Пиннеберг тоже садится. Ее тон ужасающим образом изменился, она говорит так, словно это не он, не любимый муж, а незнамо кто, первый встречный. И хотя он, конечно, всего лишь мелкий продавец, которому очень рано дали понять, что он никто, зверек, которого могут подкормить, а могут и бросить околевать – кому какое дело, – хотя он, даже при своей глубочайшей любви к Овечке, тоже нечто преходящее, недолговечное, невзрачное, – он все-таки человек, и он чувствует: под угрозой то единственное, что придает его жизни смысл и ценность, и он должен это удержать, должен бороться, он не даст жирным боровам с лоснящимися лысинами, заправляющим его жизнью, отнять и это. И он отвечает:

– Овечка, девочка моя! Я же сам признаю: повел себя как осел, наломал дров, да. Дурак! Но не надо из-за этого так со мной говорить. Я ведь всегда такой был, так что не отдаляйся от меня, говори со мной как со своим милым, а не с кем-то, с кем хочешь поссориться…

– Милый, ты, я же…

Но он говорит и говорит, настал его час, он шел к этому с самого начала и теперь не отступит:

– Овечка, ты должна меня простить, от всей души простить! Пообещай твердо-твердо, что ты перестанешь из-за этого переживать и, глядя на туалетный столик, будешь просто посмеиваться над своим глупым мужем…

– Милый, ты мой милый…

– Нет, – говорит он и спрыгивает с кровати. – Надо включить свет. Я хочу видеть твое лицо, какое на нем выражение, когда ты меня по-настоящему прощаешь, чтобы впредь всегда знать…

Зажигается свет, он бежит обратно, но в кровать не забирается, а склоняется над Овечкой, вглядывается пристально… Два лица, разгоряченные, раскрасневшиеся, глаза расширены от страха. Их волосы перепутываются, губы соприкасаются, в вырезе ее рубашки вздымается белая грудь, такая прекрасная, крепкая, в голубых прожилках…

«Какой же я счастливчик, – чувствует он. – Как же мне повезло…»

«Мой милый, – думает она. – Мой мальчишка. Мой большой, глупый, самый любимый на свете мальчик, ты внутри, в моем лоне…»

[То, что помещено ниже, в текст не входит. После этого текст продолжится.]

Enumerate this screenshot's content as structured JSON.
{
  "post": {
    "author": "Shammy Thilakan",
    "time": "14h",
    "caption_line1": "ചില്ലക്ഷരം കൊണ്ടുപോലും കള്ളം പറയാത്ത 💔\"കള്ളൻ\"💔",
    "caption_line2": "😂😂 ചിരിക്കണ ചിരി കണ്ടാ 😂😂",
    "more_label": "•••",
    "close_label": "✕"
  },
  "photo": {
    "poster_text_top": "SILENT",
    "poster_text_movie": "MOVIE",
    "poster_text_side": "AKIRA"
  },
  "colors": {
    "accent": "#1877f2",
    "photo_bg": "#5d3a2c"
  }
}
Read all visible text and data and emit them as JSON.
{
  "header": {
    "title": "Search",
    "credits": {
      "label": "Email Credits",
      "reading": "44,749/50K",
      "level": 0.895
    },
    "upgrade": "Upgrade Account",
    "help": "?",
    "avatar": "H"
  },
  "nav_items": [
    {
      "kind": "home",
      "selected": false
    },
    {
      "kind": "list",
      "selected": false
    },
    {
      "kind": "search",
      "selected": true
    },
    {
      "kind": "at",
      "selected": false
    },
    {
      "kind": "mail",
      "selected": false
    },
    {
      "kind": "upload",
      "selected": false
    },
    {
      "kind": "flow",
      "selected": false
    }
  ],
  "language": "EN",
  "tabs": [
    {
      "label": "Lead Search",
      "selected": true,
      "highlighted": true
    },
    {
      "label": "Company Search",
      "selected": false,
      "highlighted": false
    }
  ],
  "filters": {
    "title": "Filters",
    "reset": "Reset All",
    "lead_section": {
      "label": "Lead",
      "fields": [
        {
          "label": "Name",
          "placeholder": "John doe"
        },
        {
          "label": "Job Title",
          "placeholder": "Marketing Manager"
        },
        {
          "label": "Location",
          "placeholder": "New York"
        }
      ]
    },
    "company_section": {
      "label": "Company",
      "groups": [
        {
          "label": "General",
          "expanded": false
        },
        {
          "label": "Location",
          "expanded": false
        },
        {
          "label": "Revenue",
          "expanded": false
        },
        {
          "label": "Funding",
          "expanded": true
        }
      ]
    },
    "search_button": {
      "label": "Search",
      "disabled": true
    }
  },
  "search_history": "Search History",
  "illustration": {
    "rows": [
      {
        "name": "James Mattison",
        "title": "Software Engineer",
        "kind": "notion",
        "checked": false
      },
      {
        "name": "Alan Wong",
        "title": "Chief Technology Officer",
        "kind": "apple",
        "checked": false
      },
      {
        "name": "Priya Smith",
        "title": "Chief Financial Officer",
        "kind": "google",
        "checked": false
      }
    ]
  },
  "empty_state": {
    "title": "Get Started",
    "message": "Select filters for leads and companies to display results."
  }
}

И вдруг ее лицо озаряется светом; он разгорается все ярче и ярче, Пиннеберг видит, как тот растет и ширится, как рассвет над землей.

– Овечка! – Он окликает ее, зовет, потому что видит, как она отдаляется от него, погружаясь в блаженную отрешенность. – Овечка!

Она берет его руку и кладет себе на живот.

– Потрогай, он шевелится… наш Малыш толкается… Чувствуешь? Вот опять…

Подчиняясь счастливой матери, он наклоняется над ней, хотя ничего не чувствует. Нежно прижимается щекой к ее животу – он такой налитой, плотный, и в то же время такой мягкий… Словно самая прекрасная подушка на свете – да нет, что за ерунда, не подушка, а волна; живот поднимается и опадает, и Пиннеберга захлестывает безбрежное море счастья… Как будто бы лето, и колосится рожь, и вот он, веселый белокурый ребенок с растрепанными волосами и голубыми глазами – совсем как у матери. Как прекрасно пахнет в поле – землей, материнством и любовью, сладчайшей, неувядающей любовью… И усики колосьев чуть колют щеку, и он смотрит на прекрасную линию ее сомкнутых бедер, на тенистую рощицу…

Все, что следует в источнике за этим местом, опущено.